Precautions for the use of high-density heat-resistant polyethylene insulation pipe PE-RT II in heating and hot sping
(1) Raw materials should be strictly controlled, and attention should be paid to distinguishing between PE-RT type II products and PE-RT type I products.
(2) During welding, when the nominal outer diameter of the work pipe is less than 90mm, electrofusion pipe fittings should be used for connection; when the nominal outer diameter of the work pipe is greater than or equal to 90mm, hot-melt butt joints should be used.

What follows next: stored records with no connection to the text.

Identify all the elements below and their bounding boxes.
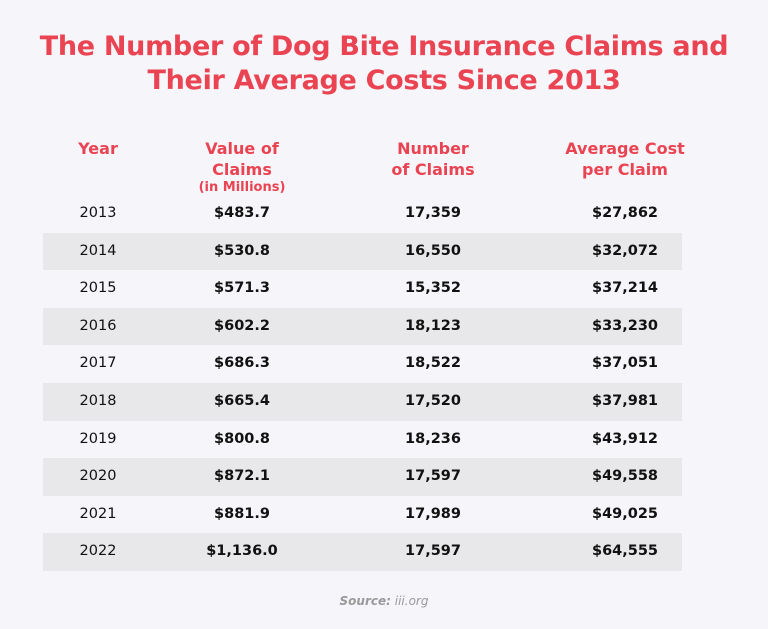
table-row: 2018 $665.4 17,520 $37,981 bbox=[43, 382, 682, 421]
cell-average-cost: $32,072 bbox=[591, 242, 659, 259]
cell-year: 2015 bbox=[79, 280, 117, 297]
cell-number: 18,522 bbox=[405, 355, 461, 372]
header-year: Year bbox=[78, 138, 118, 159]
page-title: The Number of Dog Bite Insurance Claims … bbox=[0, 30, 768, 98]
cell-value: $571.3 bbox=[214, 280, 270, 297]
table-row: 2020 $872.1 17,597 $49,558 bbox=[43, 458, 682, 496]
cell-value: $881.9 bbox=[214, 505, 270, 522]
source-label: Source: bbox=[339, 594, 391, 608]
cell-value: $602.2 bbox=[214, 317, 270, 334]
cell-value: $872.1 bbox=[214, 468, 270, 485]
cell-number: 17,520 bbox=[405, 392, 461, 409]
cell-value: $665.4 bbox=[214, 392, 270, 409]
table-row: 2013 $483.7 17,359 $27,862 bbox=[43, 195, 682, 233]
cell-average-cost: $27,862 bbox=[591, 205, 659, 221]
claims-table: 2013 $483.7 17,359 $27,862 2014 $530.8 16,550 $… bbox=[43, 195, 682, 571]
source-note: Source: iii.org bbox=[0, 594, 768, 608]
header-line: Value of bbox=[205, 139, 279, 158]
title-line: The Number of Dog Bite Insurance Claims … bbox=[39, 31, 729, 62]
cell-year: 2014 bbox=[79, 242, 117, 259]
table-row: 2014 $530.8 16,550 $32,072 bbox=[43, 232, 682, 271]
cell-year: 2018 bbox=[79, 392, 117, 409]
cell-average-cost: $37,214 bbox=[591, 280, 659, 297]
cell-year: 2016 bbox=[79, 317, 117, 334]
header-average-cost: Average Cost per Claim bbox=[565, 138, 685, 180]
cell-value: $1,136.0 bbox=[206, 543, 278, 560]
cell-year: 2019 bbox=[79, 430, 117, 447]
cell-number: 18,123 bbox=[405, 317, 461, 334]
cell-number: 17,359 bbox=[405, 205, 461, 221]
cell-value: $530.8 bbox=[214, 242, 270, 259]
header-line: Year bbox=[78, 139, 118, 158]
cell-year: 2021 bbox=[79, 505, 117, 522]
header-line: Number bbox=[397, 139, 469, 158]
cell-value: $686.3 bbox=[214, 355, 270, 372]
header-line: Average Cost bbox=[565, 139, 685, 158]
cell-number: 15,352 bbox=[405, 280, 461, 297]
header-line: of Claims bbox=[391, 160, 475, 179]
cell-value: $483.7 bbox=[214, 205, 270, 221]
cell-year: 2022 bbox=[79, 543, 117, 560]
header-line: per Claim bbox=[582, 160, 668, 179]
cell-average-cost: $43,912 bbox=[591, 430, 659, 447]
cell-number: 18,236 bbox=[405, 430, 461, 447]
header-sub: (in Millions) bbox=[198, 180, 286, 195]
cell-average-cost: $37,051 bbox=[591, 355, 659, 372]
cell-average-cost: $33,230 bbox=[591, 317, 659, 334]
table-row: 2021 $881.9 17,989 $49,025 bbox=[43, 496, 682, 534]
header-number-of-claims: Number of Claims bbox=[391, 138, 474, 180]
table-row: 2022 $1,136.0 17,597 $64,555 bbox=[43, 533, 682, 571]
cell-average-cost: $64,555 bbox=[591, 543, 659, 560]
source-value: iii.org bbox=[394, 594, 429, 608]
header-line: Claims bbox=[212, 160, 272, 179]
cell-number: 17,989 bbox=[405, 505, 461, 522]
cell-average-cost: $49,025 bbox=[591, 505, 659, 522]
table-row: 2016 $602.2 18,123 $33,230 bbox=[43, 307, 682, 346]
cell-number: 16,550 bbox=[405, 242, 461, 259]
cell-value: $800.8 bbox=[214, 430, 270, 447]
cell-average-cost: $49,558 bbox=[591, 468, 659, 485]
cell-average-cost: $37,981 bbox=[591, 392, 659, 409]
table-row: 2019 $800.8 18,236 $43,912 bbox=[43, 421, 682, 459]
cell-number: 17,597 bbox=[405, 543, 461, 560]
cell-year: 2013 bbox=[79, 205, 117, 221]
title-line: Their Average Costs Since 2013 bbox=[147, 65, 621, 96]
table-row: 2017 $686.3 18,522 $37,051 bbox=[43, 345, 682, 383]
header-value-of-claims: Value of Claims (in Millions) bbox=[199, 138, 286, 196]
cell-number: 17,597 bbox=[405, 468, 461, 485]
table-row: 2015 $571.3 15,352 $37,214 bbox=[43, 270, 682, 308]
cell-year: 2017 bbox=[79, 355, 117, 372]
cell-year: 2020 bbox=[79, 468, 117, 485]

(3) If there are some pipe sections in the thermal pipe network that use high-density heat-resistant polyethylene insulation pipes, it should be noted that the connection between the steel pipe and the plastic pipe cannot be converted from steel to plastic, and flanges and heat-resistant sealing rings should be used for the connection.
(4) PE material will accelerate its aging when exposed to ultraviolet rays. It should not be used on the ground but should be buried in the ground. Sunlight should be avoided during storage and construction.